Dre tore through them like a bulldozer while Silas and I worked together, knocking armored ones off balance, shattering skulls with rocks or anything we could grab. But more came, so many more, and the rain made everything heavy, slow, exhausting.

They forced us back to the cliff wall. Then something even worse happened. They crawled over each other. Bones disassembling, reattaching, locking together until a massive skeletal giant stood over us, its ribcage a cage of jagged white, its eyes empty, its fists huge enough to crush all three of us at once.

"We're so fucked!" Dre shouted.

Even Silas looked pale.

I stared up into the thing's shadow, and for the first time, I genuinely thought of home. My brother. My mom. That I'd never see them again. Tears blurred my vision as that enormous fist came crashing down.

I held up my arms and screamed

BOOM.

Light. Heat. A crack of thunder exploded out from me. The giant's fist disintegrated into shards of bone. Sparks danced in the rain.

Dre and Silas didn't say anything at first. They just stared at my hands.

They glowed.

Blue.

Electricity arced between my fingers. I panicked, shaking my hands, trying to stop it—but the lightning clung to me like it was alive. Run! I yelled. Go!

They sprinted.

I turned and ran too, and suddenly I wasn't beside them. I wasn't behind them.

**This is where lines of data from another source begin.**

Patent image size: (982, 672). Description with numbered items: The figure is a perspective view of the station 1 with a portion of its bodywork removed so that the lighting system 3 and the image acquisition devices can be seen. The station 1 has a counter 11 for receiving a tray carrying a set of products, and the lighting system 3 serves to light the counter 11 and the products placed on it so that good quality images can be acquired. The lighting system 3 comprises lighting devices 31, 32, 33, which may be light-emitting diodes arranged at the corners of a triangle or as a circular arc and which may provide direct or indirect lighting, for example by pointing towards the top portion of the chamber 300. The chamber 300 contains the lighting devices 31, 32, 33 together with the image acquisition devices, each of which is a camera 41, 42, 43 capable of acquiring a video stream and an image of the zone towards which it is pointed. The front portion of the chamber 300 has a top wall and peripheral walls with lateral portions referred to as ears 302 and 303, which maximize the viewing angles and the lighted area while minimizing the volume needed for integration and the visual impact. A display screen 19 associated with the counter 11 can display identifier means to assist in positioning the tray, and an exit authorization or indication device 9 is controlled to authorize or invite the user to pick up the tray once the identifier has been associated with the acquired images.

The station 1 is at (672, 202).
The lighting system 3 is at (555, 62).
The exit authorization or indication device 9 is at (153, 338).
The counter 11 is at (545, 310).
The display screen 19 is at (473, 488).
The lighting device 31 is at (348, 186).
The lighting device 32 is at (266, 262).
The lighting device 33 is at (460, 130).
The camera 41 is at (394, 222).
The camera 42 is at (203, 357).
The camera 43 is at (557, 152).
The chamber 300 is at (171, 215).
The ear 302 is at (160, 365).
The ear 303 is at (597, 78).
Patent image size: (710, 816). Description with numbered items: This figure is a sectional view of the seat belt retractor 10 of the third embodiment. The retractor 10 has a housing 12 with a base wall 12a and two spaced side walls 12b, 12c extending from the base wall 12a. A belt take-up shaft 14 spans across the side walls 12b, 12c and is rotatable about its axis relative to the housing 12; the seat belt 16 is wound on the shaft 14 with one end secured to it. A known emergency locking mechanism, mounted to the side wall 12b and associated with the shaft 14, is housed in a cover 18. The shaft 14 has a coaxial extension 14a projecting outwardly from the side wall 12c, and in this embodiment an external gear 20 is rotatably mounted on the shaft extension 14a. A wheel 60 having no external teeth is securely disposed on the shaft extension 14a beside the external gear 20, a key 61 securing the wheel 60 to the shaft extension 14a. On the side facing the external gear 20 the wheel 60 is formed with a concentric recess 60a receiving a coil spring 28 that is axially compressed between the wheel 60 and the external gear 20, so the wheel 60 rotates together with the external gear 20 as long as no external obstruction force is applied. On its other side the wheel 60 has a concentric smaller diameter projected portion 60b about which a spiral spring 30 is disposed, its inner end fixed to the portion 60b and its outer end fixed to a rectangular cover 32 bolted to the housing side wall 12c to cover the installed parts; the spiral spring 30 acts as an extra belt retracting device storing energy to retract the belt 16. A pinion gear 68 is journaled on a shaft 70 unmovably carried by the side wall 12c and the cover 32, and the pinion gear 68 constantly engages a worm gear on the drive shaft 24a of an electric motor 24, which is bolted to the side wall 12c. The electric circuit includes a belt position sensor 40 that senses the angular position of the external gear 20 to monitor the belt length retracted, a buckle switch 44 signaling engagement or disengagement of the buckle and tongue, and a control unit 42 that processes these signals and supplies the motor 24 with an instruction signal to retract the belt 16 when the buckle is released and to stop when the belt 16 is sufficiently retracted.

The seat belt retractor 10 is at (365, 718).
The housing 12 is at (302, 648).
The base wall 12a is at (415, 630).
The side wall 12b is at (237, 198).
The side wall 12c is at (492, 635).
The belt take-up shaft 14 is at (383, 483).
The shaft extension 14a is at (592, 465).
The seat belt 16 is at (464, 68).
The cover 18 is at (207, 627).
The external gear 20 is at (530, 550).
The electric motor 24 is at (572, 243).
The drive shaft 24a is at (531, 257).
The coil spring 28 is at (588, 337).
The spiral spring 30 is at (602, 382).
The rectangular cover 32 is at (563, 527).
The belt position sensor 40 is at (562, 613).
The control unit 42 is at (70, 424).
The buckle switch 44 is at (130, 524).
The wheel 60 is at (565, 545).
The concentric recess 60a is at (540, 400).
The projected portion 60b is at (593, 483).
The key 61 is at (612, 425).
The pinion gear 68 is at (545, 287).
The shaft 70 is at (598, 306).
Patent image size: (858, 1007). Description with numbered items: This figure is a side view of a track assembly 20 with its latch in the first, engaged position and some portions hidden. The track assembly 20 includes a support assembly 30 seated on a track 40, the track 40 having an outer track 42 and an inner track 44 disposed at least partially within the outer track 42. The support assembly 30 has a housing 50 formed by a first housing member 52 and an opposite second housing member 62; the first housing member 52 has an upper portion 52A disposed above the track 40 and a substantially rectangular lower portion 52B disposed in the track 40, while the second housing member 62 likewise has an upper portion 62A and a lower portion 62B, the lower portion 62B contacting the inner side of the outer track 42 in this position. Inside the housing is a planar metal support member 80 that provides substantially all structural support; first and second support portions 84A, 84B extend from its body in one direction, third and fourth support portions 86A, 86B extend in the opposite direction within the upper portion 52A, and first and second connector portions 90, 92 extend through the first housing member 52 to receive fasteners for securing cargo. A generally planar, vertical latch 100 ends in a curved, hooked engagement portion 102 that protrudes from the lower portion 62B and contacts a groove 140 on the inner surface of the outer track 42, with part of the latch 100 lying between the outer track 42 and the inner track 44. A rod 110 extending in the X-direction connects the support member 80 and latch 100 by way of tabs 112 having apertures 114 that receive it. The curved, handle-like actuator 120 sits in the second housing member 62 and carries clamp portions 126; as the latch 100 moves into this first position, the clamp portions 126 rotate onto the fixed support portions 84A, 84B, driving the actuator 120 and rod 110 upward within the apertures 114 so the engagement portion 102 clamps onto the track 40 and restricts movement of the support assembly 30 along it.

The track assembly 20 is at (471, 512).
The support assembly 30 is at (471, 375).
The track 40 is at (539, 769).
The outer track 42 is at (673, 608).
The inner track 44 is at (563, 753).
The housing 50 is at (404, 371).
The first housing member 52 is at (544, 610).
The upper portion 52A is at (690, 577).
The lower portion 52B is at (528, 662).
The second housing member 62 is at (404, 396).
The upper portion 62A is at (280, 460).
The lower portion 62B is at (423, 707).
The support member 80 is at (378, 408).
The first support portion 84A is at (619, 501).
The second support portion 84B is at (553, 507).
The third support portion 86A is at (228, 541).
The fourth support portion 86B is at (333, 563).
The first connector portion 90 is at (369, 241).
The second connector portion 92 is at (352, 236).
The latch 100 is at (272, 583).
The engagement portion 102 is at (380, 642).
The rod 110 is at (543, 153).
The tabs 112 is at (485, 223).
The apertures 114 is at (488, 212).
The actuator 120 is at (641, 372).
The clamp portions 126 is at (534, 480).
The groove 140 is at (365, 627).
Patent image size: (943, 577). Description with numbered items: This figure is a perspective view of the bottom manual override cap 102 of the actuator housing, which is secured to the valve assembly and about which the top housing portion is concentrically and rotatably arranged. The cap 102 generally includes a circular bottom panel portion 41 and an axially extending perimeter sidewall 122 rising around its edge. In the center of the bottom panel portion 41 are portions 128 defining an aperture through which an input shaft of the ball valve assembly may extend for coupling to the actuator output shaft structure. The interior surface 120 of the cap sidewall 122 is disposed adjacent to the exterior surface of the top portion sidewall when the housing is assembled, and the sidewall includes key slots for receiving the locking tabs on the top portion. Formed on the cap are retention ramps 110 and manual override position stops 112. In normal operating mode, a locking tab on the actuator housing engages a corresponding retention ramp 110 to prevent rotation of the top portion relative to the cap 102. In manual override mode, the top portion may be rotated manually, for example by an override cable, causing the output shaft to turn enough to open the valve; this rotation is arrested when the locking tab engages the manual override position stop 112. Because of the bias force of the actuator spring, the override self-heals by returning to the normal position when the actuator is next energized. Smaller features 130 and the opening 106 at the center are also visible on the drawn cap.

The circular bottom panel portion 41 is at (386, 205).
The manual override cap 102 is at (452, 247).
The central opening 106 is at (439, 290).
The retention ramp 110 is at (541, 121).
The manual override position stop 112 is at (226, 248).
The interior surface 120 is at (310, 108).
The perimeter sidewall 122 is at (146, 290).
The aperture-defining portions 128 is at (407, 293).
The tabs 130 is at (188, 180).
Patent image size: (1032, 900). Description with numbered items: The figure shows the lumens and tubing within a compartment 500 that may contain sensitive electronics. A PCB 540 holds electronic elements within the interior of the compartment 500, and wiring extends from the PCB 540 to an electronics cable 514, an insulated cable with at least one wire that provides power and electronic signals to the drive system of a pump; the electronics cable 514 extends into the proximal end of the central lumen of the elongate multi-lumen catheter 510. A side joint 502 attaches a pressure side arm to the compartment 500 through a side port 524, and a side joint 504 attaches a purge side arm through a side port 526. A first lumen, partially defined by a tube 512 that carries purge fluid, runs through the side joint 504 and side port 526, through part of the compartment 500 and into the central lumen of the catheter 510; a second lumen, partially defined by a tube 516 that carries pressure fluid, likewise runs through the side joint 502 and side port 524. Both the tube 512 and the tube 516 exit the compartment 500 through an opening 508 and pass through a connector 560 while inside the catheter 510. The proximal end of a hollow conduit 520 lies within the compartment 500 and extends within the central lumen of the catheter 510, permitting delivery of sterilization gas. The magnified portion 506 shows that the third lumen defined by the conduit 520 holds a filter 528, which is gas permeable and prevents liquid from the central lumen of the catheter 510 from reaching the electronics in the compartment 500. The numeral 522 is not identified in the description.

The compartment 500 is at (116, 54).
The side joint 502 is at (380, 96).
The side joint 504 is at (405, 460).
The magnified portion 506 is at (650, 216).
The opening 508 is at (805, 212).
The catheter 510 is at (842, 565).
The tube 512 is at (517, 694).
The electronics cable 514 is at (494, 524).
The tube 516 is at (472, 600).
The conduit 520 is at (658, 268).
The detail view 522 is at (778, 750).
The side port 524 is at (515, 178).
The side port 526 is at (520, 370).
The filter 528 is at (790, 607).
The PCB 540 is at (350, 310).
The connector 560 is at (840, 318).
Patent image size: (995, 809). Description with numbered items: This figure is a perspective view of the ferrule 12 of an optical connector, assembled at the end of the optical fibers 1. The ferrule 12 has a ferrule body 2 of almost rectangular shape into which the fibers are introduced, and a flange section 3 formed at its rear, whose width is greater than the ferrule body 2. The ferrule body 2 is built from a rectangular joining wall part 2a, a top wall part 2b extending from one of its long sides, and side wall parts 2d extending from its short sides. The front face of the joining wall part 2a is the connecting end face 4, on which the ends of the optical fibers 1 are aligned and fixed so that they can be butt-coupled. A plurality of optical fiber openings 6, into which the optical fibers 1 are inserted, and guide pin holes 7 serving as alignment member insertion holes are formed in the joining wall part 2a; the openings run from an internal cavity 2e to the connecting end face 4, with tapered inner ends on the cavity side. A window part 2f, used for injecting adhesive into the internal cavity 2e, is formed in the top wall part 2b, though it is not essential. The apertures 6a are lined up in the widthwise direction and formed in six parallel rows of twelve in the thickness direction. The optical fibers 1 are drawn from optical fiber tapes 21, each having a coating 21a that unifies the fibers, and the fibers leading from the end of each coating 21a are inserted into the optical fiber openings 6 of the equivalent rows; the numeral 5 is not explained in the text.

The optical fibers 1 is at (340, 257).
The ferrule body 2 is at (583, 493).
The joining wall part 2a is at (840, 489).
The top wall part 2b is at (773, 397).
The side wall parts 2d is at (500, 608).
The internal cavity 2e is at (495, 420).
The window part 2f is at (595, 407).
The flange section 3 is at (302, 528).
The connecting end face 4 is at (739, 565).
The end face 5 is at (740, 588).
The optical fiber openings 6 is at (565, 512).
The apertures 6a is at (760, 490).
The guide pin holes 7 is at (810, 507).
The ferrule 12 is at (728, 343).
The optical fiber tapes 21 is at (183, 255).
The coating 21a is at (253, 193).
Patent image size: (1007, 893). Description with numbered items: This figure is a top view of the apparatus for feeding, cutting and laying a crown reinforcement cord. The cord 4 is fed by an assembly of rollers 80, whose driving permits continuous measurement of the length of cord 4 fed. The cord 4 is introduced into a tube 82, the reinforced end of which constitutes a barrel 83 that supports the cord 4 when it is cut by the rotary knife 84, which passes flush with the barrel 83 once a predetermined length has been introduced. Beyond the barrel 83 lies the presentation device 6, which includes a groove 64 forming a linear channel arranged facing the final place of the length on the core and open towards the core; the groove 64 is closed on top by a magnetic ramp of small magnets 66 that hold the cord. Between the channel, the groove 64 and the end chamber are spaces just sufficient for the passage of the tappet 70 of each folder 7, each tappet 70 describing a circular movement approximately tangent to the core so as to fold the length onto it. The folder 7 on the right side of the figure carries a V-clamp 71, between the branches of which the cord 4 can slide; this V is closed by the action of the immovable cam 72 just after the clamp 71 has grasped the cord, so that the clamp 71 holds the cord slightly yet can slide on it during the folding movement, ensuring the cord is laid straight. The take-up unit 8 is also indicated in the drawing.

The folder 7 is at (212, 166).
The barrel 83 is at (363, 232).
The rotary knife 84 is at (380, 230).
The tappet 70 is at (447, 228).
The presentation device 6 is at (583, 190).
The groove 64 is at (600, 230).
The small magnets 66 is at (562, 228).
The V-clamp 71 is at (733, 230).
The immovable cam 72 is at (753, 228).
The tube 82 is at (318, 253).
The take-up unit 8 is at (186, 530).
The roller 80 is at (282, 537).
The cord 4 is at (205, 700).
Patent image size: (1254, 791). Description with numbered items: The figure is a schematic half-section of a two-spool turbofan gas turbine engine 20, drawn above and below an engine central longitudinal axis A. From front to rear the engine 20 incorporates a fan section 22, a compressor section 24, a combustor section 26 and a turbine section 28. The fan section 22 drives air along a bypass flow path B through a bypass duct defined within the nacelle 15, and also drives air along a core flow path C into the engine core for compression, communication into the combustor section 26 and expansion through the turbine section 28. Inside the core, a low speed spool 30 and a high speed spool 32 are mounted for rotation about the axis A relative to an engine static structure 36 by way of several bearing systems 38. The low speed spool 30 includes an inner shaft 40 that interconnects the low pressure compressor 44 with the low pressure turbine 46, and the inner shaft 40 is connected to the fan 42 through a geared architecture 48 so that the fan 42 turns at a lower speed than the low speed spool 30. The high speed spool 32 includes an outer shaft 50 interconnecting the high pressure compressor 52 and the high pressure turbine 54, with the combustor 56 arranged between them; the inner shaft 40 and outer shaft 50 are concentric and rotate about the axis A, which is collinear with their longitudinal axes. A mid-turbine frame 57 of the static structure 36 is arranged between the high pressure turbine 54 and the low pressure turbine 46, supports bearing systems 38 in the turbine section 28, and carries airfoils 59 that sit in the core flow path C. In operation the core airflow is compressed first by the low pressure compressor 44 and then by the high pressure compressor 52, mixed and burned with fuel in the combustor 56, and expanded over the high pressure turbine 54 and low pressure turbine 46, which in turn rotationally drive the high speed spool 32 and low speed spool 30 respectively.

I was on the other side of the forest.

"How the hell did you.....?" Silas shouted from far behind.

I had no answer. Skeletons reassembled behind them. More emerged between the trees.

So, I stopped running. And I decided to fight.

It felt like I was a living bolt of lightning. A blue streak tearing through the forest. Skeletons exploded into splinters as I passed. The storm crackled with every strike. Dre and Silas watched, drenched and shocked, as over a hundred fifty skeletons collapsed into piles of useless bone.

Wherever this place was...

It was nowhere ordinary.

And I wasn't an ordinary kid anymore.